Almost 50% of Iranians in the 18-35 year age group in their country remain single, and the government hopes to change these statistics by promoting dating among singles, which will eventually lead to marriage, with sites like Tebyan.
Many young Iranians are cohabiting, and not as interested in marriage as what they were before. The regime is concerned about a further decline in the fertility rate in the country, as the birth rate among women of child-bearing age in Iran has dropped considerably over the years.
Although dating websites such as Tinder, are banned in the country, Tebyan is considered acceptable by the regime, as it hires traditional matchmakers and keeps with Islamic principles. The regime aims to double the population so that it stands at 150 million by the year 2050.
Several matchmakers are making a living in Iran in the dating business. Malakeh Mogodam is a traditional matchmaker, and she makes use of her home as a “lonely hearts call center.” She has her staff who assist her by answering the non-stop calls which come through, which are often from mothers in Tehran who are calling on behalf of their sons.
Parents hope to find a suitable marriage partner for their sons, as more young couples are now living together before marriage. But, it’s not always that simple to get married in Iran, as there are many obstacles which couples need to overcome before getting married, namely money and the approval of their parents.

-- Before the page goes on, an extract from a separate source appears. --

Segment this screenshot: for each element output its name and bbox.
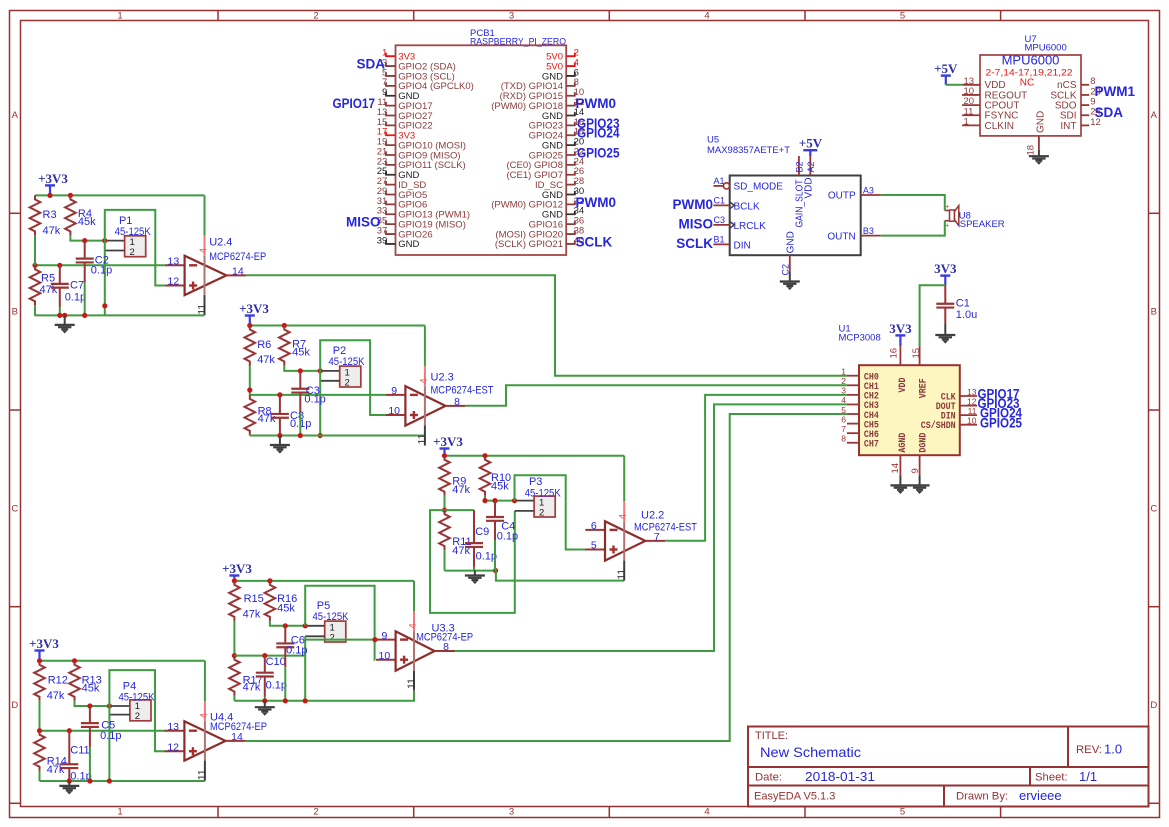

Ali Nazari and Zohre Sadat are one such couple, who are both conservative and religious and are very much in love. They would like to get married as soon as possible, but the two families are still trying to come to an agreement regarding the Mehrieh, or the dowry. Zohre’s parents will not give her their blessing until a decision has been made. A Mehrieh of 14 gold coins was originally offered by Ali’s family. However, Zohre’s parents insist on at least 114 gold coins which amount to $45,000.
Other couples like Ali and Zohre only wish to marry the one they love but also want to obey their parents’ wishes and stick to Islamic principles. With such challenges to deal with, it is not surprising that many couples have chosen to delay marriage and just live together.